Perhaps I’m supposed to at least mention what Dead Kennedys sound like, but if you have the wherewithal to read this review, I figure you’ve at least heard them in passing and asked what the abrasive racket was, and when it was said that it was the Dead Kennedys (in a tone like, “Ever heard of air, dipshit?”), it kinda made sense. Oh, and if someone’s reading this to you cuz ya got stuck on the word “wherewithal,” ask the person to punch you in the face a few times for me, would you? Thanks. Yeah, Dead Kennedys were San Francisco punk rock back when punk rock was defined more by what it wasn’t than what it was. Specifically, it was pretty fast and crappy-sounding, political (and not like U2 or Fiona Apple, thanks), and, jutting’n’angular’n’pissed and generally awfully noisy and destructive and vital and, uh, quite unlike Journey and REO Speedwagon and Van Halen and the rest of the safe rock on the radio at the time. It was weird and goofy and wildly original (cuz it wasn’t exactly socially acceptable to skate and like punk rock), much because it was first generation and didn’t have anything to ape/copy/emulate, so it had to react against, understand? And when you think of ricocheting – try to picture it – this explains why fragments of this and that were exploding everywhere, and bouncing in all directions away from the “rock solid,” and that’s why punk was diverse and messy and impossible to control.
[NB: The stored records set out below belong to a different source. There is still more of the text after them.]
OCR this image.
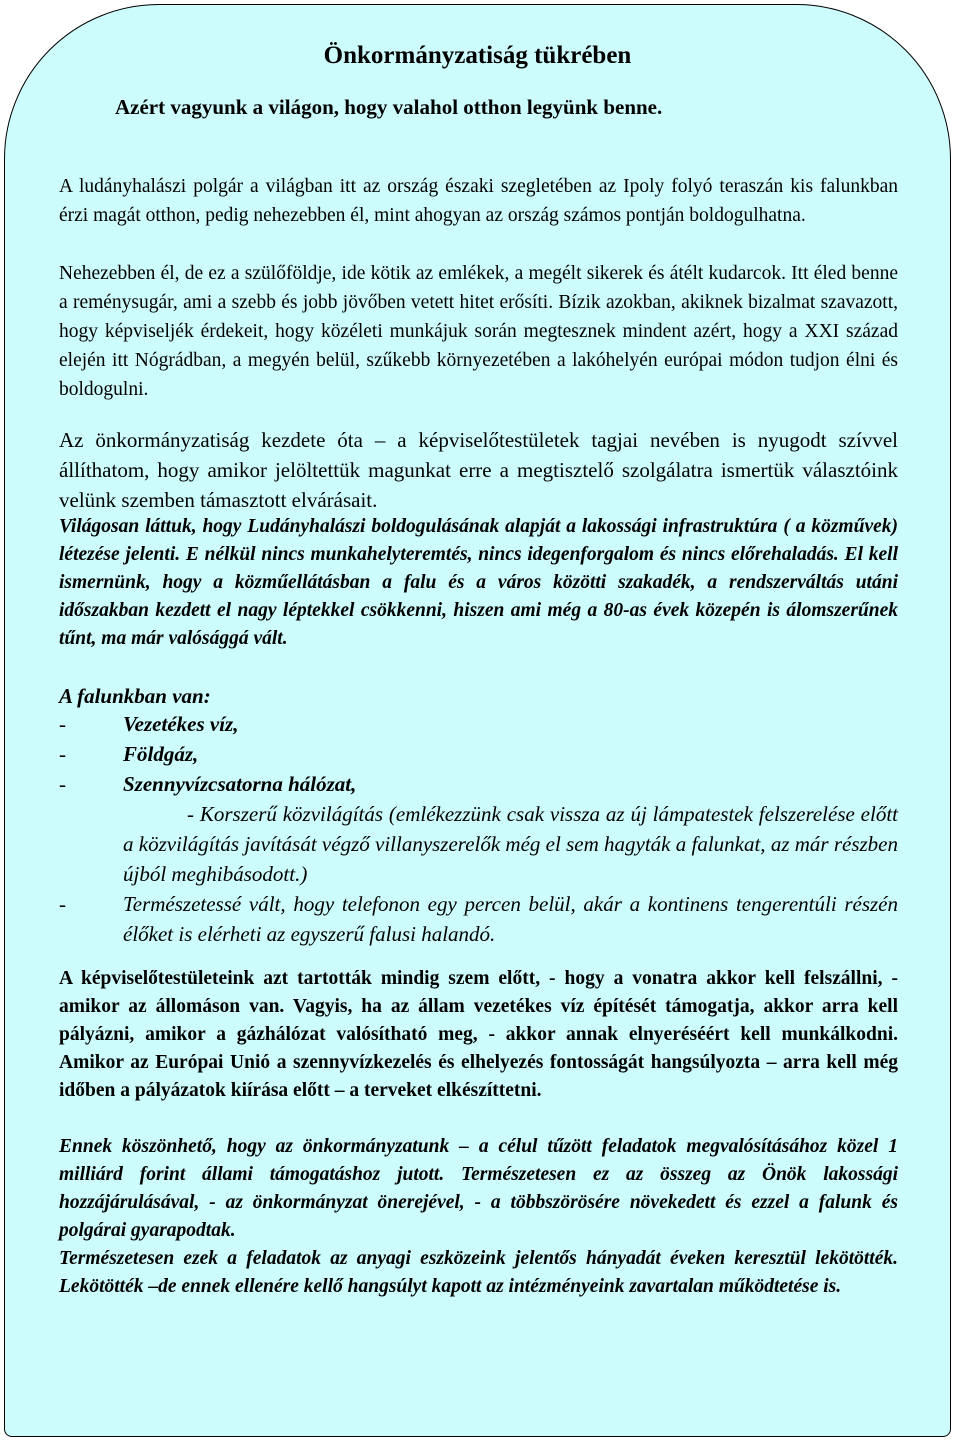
Önkormányzatiság tükrében
Azért vagyunk a világon, hogy valahol otthon legyünk benne.
A ludányhalászi polgár a világban itt az ország északi szegletében az Ipoly folyó teraszán kis falunkban érzi magát otthon, pedig nehezebben él, mint ahogyan az ország számos pontján boldogulhatna.
Nehezebben él, de ez a szülőföldje, ide kötik az emlékek, a megélt sikerek és átélt kudarcok. Itt éled benne a reménysugár, ami a szebb és jobb jövőben vetett hitet erősíti. Bízik azokban, akiknek bizalmat szavazott, hogy képviseljék érdekeit, hogy közéleti munkájuk során megtesznek mindent azért, hogy a XXI század elején itt Nógrádban, a megyén belül, szűkebb környezetében a lakóhelyén európai módon tudjon élni és boldogulni.
Az önkormányzatiság kezdete óta – a képviselőtestületek tagjai nevében is nyugodt szívvel állíthatom, hogy amikor jelöltettük magunkat erre a megtisztelő szolgálatra ismertük választóink velünk szemben támasztott elvárásait.
Világosan láttuk, hogy Ludányhalászi boldogulásának alapját a lakossági infrastruktúra ( a közművek) létezése jelenti. E nélkül nincs munkahelyteremtés, nincs idegenforgalom és nincs előrehaladás. El kell ismernünk, hogy a közműellátásban a falu és a város közötti szakadék, a rendszerváltás utáni időszakban kezdett el nagy léptekkel csökkenni, hiszen ami még a 80-as évek közepén is álomszerűnek tűnt, ma már valósággá vált.
A falunkban van:
-	Vezetékes víz,
-	Földgáz,
-	Szennyvízcsatorna hálózat,
- Korszerű közvilágítás (emlékezzünk csak vissza az új lámpatestek felszerelése előtt a közvilágítás javítását végző villanyszerelők még el sem hagyták a falunkat, az már részben újból meghibásodott.)
-	Természetessé vált, hogy telefonon egy percen belül, akár a kontinens tengerentúli részén élőket is elérheti az egyszerű falusi halandó.
A képviselőtestületeink azt tartották mindig szem előtt, - hogy a vonatra akkor kell felszállni, - amikor az állomáson van. Vagyis, ha az állam vezetékes víz építését támogatja, akkor arra kell pályázni, amikor a gázhálózat valósítható meg, - akkor annak elnyeréséért kell munkálkodni. Amikor az Európai Unió a szennyvízkezelés és elhelyezés fontosságát hangsúlyozta – arra kell még időben a pályázatok kiírása előtt – a terveket elkészíttetni.
Ennek köszönhető, hogy az önkormányzatunk – a célul tűzött feladatok megvalósításához közel 1 milliárd forint állami támogatáshoz jutott. Természetesen ez az összeg az Önök lakossági hozzájárulásával, - az önkormányzat önerejével, - a többszörösére növekedett és ezzel a falunk és polgárai gyarapodtak.
Természetesen ezek a feladatok az anyagi eszközeink jelentős hányadát éveken keresztül lekötötték. Lekötötték –de ennek ellenére kellő hangsúlyt kapott az intézményeink zavartalan működtetése is.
While now folks have the formula down pat and can mass produce it, back then, it was just oddball, irritating, and jarring off-the-wall unrock like nothing anyone had heard.

An added bonus on these reissues is full lyric sheets, original crappy drawings, and authentic punk collages (think SLC Punk if you’re too young to’ve caught this or any of the old-school retro waves), the classic b&w stuff with smiling girls with hula-hoops amidst piles of corpses, or nuns and Nazis posing for group photos.